We'll use an open-source C# console application to populate your collections. This application generates random order documents and inserts them into your collections. We'll also use this application in subsequent units to query the collections.

  1. Clone the console application repository from GitHub. Run the following command in the sandbox environment.

    git clone https://github.com/MicrosoftDocs/mslearn-monitor-azure-cosmos-db
  2. Change into the application's directory by running the following command.

    cd mslearn-monitor-azure-cosmos-db/ExerciseCosmosDB
  3. Check your environment variables. The console application needs the environment variables to connect to the database. If Azure Cloud Shell times out, you need to set these and the COSMOS_NAME variable again. You can reset your COSMOS_NAME, RESOURCE_GROUP, ENDPOINT and KEY variables by running the following commands.

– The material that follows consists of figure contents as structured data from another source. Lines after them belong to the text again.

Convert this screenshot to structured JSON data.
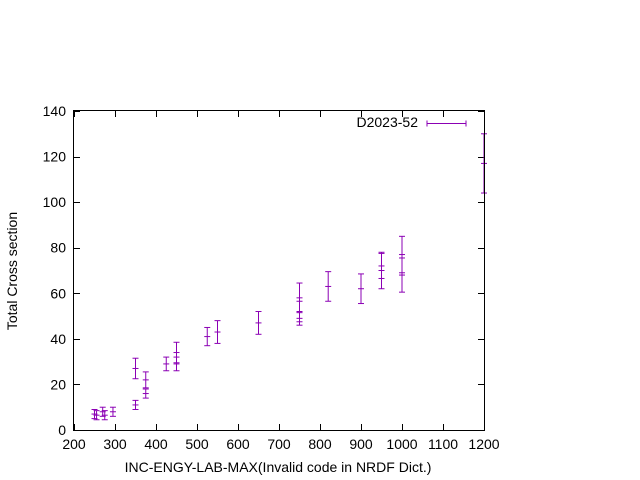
{
  "chart_data": {
    "type": "scatter",
    "xlabel": "INC-ENGY-LAB-MAX(Invalid code in NRDF Dict.)",
    "ylabel": "Total Cross section",
    "xlim": [
      200,
      1200
    ],
    "ylim": [
      0,
      140
    ],
    "xticks": [
      200,
      300,
      400,
      500,
      600,
      700,
      800,
      900,
      1000,
      1100,
      1200
    ],
    "yticks": [
      0,
      20,
      40,
      60,
      80,
      100,
      120,
      140
    ],
    "grid": false,
    "legend_position": "top-right",
    "series": [
      {
        "name": "D2023-52",
        "color": "#8b00b4",
        "points": [
          {
            "x": 250,
            "y": 7,
            "err": 2
          },
          {
            "x": 255,
            "y": 6.5,
            "err": 2
          },
          {
            "x": 270,
            "y": 8,
            "err": 2
          },
          {
            "x": 275,
            "y": 6.5,
            "err": 2
          },
          {
            "x": 295,
            "y": 8,
            "err": 2
          },
          {
            "x": 350,
            "y": 27,
            "err": 4.5
          },
          {
            "x": 350,
            "y": 11,
            "err": 2
          },
          {
            "x": 375,
            "y": 22,
            "err": 3.5
          },
          {
            "x": 375,
            "y": 16,
            "err": 2
          },
          {
            "x": 425,
            "y": 29,
            "err": 3
          },
          {
            "x": 450,
            "y": 34,
            "err": 4.5
          },
          {
            "x": 450,
            "y": 29,
            "err": 3
          },
          {
            "x": 525,
            "y": 41,
            "err": 4
          },
          {
            "x": 550,
            "y": 43,
            "err": 5
          },
          {
            "x": 650,
            "y": 47,
            "err": 5
          },
          {
            "x": 750,
            "y": 58,
            "err": 6.5
          },
          {
            "x": 750,
            "y": 52,
            "err": 4.5
          },
          {
            "x": 750,
            "y": 49,
            "err": 3
          },
          {
            "x": 820,
            "y": 63,
            "err": 6.5
          },
          {
            "x": 900,
            "y": 62,
            "err": 6.5
          },
          {
            "x": 950,
            "y": 70,
            "err": 8
          },
          {
            "x": 950,
            "y": 72,
            "err": 5.5
          },
          {
            "x": 1000,
            "y": 77,
            "err": 8
          },
          {
            "x": 1000,
            "y": 68,
            "err": 7.5
          },
          {
            "x": 1200,
            "y": 117,
            "err": 13
          }
        ]
      }
    ]
  }
}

    export COSMOS_NAME=$(az cosmosdb list --output tsv --query [0].name)
    export RESOURCE_GROUP=$(az group list | jq -r '.[0].name')
    export ENDPOINT=$(az cosmosdb list \
        --resource-group $RESOURCE_GROUP \
        --output tsv \
        --query [0].documentEndpoint)
    export KEY=$(az cosmosdb keys list \
        --resource-group $RESOURCE_GROUP  \
        --name $COSMOS_NAME \
        --output tsv \
        --query primaryMasterKey)
  4. Populate the Small collection by running the following command.

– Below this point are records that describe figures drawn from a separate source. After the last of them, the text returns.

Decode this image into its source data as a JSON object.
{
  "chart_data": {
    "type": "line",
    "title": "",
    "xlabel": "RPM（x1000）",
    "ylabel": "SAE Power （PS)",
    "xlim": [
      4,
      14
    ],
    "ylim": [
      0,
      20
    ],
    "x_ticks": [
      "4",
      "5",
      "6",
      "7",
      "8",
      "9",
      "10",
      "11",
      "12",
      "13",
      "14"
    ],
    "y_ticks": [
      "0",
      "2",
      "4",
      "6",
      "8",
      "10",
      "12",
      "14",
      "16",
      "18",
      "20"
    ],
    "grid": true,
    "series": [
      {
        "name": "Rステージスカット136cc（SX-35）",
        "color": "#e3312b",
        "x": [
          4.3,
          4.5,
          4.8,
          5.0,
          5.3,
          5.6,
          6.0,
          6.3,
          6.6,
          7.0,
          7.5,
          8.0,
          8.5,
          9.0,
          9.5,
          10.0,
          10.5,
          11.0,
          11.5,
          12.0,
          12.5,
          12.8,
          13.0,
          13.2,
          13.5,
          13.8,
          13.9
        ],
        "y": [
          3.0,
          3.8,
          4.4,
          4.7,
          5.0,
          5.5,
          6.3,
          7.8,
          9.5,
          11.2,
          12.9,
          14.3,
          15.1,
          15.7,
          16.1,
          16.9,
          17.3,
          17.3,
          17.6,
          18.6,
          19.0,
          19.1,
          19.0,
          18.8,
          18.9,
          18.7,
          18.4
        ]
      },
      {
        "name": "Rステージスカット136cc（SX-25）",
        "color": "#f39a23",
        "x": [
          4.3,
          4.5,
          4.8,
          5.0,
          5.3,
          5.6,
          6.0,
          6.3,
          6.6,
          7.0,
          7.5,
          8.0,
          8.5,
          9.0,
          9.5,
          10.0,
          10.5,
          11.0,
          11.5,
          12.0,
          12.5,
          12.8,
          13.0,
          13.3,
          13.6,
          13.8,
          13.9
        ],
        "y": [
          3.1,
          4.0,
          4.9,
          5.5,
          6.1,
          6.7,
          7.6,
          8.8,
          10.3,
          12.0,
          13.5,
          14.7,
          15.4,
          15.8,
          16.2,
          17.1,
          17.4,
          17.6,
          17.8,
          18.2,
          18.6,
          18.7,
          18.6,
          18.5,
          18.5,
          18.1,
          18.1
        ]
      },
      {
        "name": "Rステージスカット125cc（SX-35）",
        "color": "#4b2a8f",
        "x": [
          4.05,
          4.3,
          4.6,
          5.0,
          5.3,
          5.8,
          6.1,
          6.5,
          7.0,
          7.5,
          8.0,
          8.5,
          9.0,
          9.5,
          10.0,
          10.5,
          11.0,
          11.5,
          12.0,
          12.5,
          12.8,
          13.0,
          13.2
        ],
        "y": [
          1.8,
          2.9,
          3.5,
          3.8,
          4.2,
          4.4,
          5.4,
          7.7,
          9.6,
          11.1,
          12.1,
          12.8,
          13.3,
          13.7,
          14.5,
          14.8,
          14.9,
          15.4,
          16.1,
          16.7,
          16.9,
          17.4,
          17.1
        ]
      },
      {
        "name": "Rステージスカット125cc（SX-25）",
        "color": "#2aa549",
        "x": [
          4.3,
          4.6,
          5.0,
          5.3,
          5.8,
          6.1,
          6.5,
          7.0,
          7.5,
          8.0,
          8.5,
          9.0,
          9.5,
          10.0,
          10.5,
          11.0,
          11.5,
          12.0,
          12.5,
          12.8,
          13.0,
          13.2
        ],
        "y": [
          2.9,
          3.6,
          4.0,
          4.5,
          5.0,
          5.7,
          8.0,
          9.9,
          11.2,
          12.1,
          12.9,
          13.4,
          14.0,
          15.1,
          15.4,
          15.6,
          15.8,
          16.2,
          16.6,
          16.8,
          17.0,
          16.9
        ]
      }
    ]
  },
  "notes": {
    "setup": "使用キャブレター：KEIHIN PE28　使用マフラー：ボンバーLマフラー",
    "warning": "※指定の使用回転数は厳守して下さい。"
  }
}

    dotnet run -- -c Small -o InsertDocument -n 4000 -p 10

    Again, the application takes a few minutes to run. We need to populate the database with enough data that we can discern metrics for different partitioning and indexing strategies. To populate this collection, the console application is running with the following options:

    Option Value Description
    -c Small Name of the collection to use.
    -o InsertDocument Name of the task to run.
    -n 4000 Number of times to run.
    -p 10 Degree of parallelism to use. That's the number of threads used for the experiment. The higher this number, the greater the demand on the collection.

    The first time you run the application, it shows a welcome message.

    You can see the other options for this application by running dotnet run -- --help.

    While the console application runs, you see one line printed per second that shows the status and RUs needed for the database writes.

  5. Populate the HotPartition collection by running the following command.

    dotnet run -- -c HotPartition -o InsertDocument -n 20000 -p 10
  6. Populate the Orders collection by running the following command.

    dotnet run -- -c Orders -o InsertDocument -n 20000 -p 10

Notice that the throughput changes for each of the different collections; the data populates the Small collection at a slower rate than the remaining collections because it was configured to use 400 RU/s, whereas the HotPartition and Orders were configured for 7000 RU/s.